The part‑time chairman of HDFC Bank, Atanu Chakraborty, resigned from his post on Wednesday in a surprise development that sent the bank’s shares tumbling on Indian markets. His departure has sparked questions among investors, even as regulators and the bank’s board moved quickly to reassure stakeholders.
Chakraborty stepped down with immediate effect, citing differences between his personal values and certain internal practices at the bank. He did not allege any specific misconduct, but the vague wording of his resignation letter raised eyebrows on Wall Street and Dalal Street.
Key Facts and Timeline of Events
| Detail | Information |
|---|---|
| Who resigned | Atanu Chakraborty, part‑time chairman and independent director |
| Date of resignation | 18 March 2026 |
| Reason given | Differences over values and ethics with internal practices |
| Share market reaction | Shares plunged up to ~9% at one point |
| Interim leadership | Keki Mistry appointed interim part‑time chairman |
| Regulator response | RBI says no material governance concerns |
What Happened in the Markets
HDFC Bank’s share price dropped sharply on Thursday, in some sessions falling around 9% from the previous close, wiping out almost INR 1 lakh crore in market value in minutes. This was the steepest single‑day fall for the bank’s stock in several years.
The broader stock market indices also reacted, with major benchmarks like the SENSEX and NIFTY50 trading weaker and HDFC Bank among the top laggards.
What the HDFC Chairman’s Letter Said
In his resignation note, Chakraborty wrote that “certain happenings and practices… are not in congruence with my personal values and ethics.” He added that there were “no other material reasons” for his decision. The letter did not detail what those practices were, which fuelled speculation among analysts.
Chakraborty had been reappointed in 2024 for a term running through 2027, making the sudden exit unexpected.
RBI and Bank Reassure Investors
The Reserve Bank of India (RBI), the country’s central banking regulator, issued a statement saying it sees no material concerns regarding HDFC Bank’s governance, conduct, or financial health following the chairman’s exit. The regulator stressed that the bank remains well‑capitalised, financially sound, and properly managed.
The RBI also approved the appointment of Keki Mistry, a veteran former executive with deep experience in the HDFC Group, as the interim chairman for a three‑month period. Mistry has publicly denied any board‑level power struggle or governance gap and said the bank’s operations are “aligned” with good corporate standards.
Who is Keki Mistry?
Keki M. Mistry is the interim non-executive chairman of HDFC Bank following Atanu Chakraborty’s resignation in March 2026. He was previously the Vice-Chairman and CEO of HDFC Ltd before its merger with HDFC Bank in July 2023. A qualified Chartered Accountant with over four decades of experience in banking and financial services, Mistry also serves on the boards of HDFC Life, HDFC ERGO, Tata Consultancy Services, Flipkart Singapore, and other major companies, and holds key advisory roles with SEBI, B20 South Africa 2025, and IFSCA.

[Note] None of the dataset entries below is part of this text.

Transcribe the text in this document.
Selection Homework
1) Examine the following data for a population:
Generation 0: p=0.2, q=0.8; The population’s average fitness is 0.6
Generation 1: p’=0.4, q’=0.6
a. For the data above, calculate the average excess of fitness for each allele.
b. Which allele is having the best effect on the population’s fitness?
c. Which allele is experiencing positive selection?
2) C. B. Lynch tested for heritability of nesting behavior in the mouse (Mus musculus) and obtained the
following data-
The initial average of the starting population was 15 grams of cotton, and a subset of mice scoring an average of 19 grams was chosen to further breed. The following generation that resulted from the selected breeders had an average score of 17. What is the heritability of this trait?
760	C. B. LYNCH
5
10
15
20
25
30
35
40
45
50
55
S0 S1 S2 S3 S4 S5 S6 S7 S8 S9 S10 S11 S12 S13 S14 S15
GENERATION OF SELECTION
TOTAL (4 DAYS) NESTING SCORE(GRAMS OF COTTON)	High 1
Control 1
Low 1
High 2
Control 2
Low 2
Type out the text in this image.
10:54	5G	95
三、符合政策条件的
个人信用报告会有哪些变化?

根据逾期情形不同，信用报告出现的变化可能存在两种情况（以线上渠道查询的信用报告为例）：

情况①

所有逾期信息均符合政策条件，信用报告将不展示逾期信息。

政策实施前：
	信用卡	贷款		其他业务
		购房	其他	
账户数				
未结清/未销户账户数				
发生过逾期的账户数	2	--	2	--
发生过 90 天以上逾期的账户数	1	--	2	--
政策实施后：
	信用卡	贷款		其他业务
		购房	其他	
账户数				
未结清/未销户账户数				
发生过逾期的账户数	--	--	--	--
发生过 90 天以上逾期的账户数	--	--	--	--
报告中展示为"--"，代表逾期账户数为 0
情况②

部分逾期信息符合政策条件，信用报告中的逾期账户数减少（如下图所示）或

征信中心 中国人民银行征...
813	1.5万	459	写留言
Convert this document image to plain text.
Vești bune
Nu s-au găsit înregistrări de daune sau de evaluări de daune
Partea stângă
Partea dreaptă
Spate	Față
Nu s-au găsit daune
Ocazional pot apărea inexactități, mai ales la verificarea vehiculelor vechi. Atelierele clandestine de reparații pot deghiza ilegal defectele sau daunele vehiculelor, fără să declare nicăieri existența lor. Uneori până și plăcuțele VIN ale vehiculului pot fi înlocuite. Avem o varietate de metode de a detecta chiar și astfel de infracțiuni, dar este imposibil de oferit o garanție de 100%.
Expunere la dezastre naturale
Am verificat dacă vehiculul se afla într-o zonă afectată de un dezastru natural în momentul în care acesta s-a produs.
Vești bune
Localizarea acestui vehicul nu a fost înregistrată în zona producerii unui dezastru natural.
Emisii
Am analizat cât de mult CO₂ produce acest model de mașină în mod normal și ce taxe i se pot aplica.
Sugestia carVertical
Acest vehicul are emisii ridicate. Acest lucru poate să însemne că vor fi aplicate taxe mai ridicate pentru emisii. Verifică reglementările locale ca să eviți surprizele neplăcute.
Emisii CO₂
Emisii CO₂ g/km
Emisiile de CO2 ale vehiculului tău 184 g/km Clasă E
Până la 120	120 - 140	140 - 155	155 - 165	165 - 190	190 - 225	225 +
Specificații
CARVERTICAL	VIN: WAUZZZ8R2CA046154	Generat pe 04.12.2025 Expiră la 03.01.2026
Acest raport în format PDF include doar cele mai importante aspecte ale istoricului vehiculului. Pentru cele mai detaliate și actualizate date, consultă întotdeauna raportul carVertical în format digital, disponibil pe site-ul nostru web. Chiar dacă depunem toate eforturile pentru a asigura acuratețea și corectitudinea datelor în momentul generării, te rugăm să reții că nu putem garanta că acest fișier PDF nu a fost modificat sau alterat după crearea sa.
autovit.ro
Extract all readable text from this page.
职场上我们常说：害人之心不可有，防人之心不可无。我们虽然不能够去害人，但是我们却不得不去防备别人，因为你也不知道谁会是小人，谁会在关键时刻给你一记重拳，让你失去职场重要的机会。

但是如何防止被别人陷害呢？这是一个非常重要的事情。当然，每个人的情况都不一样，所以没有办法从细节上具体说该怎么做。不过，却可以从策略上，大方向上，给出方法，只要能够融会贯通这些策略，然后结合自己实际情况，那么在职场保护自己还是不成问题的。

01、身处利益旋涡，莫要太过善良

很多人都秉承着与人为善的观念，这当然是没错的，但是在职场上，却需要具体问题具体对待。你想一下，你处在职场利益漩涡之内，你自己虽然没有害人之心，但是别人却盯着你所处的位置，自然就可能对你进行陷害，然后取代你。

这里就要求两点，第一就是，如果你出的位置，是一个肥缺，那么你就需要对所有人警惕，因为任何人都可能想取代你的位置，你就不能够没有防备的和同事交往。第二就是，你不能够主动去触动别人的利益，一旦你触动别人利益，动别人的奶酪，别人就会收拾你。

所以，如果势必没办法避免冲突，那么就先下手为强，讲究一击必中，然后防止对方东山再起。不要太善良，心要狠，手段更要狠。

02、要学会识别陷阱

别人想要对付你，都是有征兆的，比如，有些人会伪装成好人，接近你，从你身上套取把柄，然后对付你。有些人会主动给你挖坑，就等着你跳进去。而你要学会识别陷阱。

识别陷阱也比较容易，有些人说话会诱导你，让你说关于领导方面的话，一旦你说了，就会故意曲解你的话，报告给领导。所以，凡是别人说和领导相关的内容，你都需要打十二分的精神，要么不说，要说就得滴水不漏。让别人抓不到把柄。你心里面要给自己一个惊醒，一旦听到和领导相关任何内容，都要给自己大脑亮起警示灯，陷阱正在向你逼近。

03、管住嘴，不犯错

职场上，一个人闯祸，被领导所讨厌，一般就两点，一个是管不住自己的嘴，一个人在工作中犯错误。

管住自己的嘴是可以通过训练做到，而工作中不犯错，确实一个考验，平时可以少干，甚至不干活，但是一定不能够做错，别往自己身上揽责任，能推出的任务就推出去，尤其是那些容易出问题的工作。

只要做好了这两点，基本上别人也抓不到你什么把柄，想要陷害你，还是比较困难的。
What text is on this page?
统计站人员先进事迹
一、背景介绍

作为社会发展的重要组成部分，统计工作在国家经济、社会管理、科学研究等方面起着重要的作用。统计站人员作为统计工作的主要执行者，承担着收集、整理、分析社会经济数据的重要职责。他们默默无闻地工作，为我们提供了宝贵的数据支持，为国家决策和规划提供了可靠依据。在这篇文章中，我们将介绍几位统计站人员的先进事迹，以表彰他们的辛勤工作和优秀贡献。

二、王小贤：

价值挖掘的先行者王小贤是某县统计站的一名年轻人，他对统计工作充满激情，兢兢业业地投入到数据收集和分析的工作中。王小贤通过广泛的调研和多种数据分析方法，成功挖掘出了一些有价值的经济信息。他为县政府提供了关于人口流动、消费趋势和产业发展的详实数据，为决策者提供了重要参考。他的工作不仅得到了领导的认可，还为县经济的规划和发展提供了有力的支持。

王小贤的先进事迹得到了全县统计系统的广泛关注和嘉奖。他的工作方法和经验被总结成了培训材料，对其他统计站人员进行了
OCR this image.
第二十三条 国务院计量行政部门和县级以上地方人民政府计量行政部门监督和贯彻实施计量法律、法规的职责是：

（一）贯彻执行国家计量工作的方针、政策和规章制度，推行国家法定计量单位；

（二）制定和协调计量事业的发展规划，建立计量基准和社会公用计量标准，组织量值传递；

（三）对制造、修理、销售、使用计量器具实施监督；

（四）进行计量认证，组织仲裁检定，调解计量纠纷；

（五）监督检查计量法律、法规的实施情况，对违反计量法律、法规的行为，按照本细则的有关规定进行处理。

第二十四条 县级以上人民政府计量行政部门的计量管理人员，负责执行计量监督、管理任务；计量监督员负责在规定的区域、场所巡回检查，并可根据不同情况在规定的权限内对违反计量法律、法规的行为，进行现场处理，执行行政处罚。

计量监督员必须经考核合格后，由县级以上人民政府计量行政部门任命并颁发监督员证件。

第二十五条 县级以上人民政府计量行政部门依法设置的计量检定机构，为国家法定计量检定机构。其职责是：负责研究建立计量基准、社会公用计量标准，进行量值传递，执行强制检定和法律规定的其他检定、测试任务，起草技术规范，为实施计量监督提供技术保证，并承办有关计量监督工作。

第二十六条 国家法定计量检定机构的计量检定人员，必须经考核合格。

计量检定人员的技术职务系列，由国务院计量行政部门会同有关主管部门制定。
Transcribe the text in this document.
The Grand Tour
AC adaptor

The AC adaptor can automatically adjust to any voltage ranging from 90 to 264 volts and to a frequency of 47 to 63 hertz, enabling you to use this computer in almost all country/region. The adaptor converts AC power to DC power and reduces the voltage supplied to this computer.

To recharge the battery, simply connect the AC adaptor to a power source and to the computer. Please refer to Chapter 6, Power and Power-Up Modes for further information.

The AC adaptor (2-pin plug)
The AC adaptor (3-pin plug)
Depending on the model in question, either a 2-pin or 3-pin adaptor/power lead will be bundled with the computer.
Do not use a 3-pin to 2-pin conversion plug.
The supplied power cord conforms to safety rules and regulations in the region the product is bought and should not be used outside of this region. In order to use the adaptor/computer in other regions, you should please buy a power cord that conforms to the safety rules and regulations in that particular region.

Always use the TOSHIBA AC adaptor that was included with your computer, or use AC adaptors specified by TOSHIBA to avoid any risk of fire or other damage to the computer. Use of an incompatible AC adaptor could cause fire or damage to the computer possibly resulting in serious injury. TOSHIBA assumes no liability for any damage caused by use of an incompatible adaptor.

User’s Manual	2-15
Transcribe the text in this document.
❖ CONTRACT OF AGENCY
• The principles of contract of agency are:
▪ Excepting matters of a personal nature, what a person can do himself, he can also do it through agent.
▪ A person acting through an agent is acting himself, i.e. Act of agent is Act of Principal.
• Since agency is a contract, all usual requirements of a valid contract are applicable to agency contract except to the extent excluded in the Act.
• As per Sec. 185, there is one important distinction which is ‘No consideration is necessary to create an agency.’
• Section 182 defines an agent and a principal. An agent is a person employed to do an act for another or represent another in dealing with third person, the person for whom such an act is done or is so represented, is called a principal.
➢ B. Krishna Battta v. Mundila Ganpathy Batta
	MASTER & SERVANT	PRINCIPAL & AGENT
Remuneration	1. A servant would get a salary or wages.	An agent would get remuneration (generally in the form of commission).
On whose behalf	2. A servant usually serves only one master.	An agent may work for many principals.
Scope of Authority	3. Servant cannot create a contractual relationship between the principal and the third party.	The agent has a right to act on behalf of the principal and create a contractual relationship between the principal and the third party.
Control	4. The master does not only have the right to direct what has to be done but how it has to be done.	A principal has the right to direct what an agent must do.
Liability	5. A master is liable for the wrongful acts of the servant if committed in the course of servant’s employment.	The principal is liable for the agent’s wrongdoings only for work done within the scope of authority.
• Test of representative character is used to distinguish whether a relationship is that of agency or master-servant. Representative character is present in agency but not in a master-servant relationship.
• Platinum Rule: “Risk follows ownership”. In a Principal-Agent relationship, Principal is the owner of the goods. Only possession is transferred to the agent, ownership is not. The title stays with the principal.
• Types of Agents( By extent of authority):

Reactions from Markets and Experts
While the RBI and bank leadership offered calm reassurances, some market analysts remain cautious. Certain brokerages have revised outlooks on the stock, citing lingering governance uncertainty as a factor in investor sentiment.
Corporate governance experts have suggested the bank should provide clearer answers on the concerns mentioned by Chakraborty to rebuild confidence fully.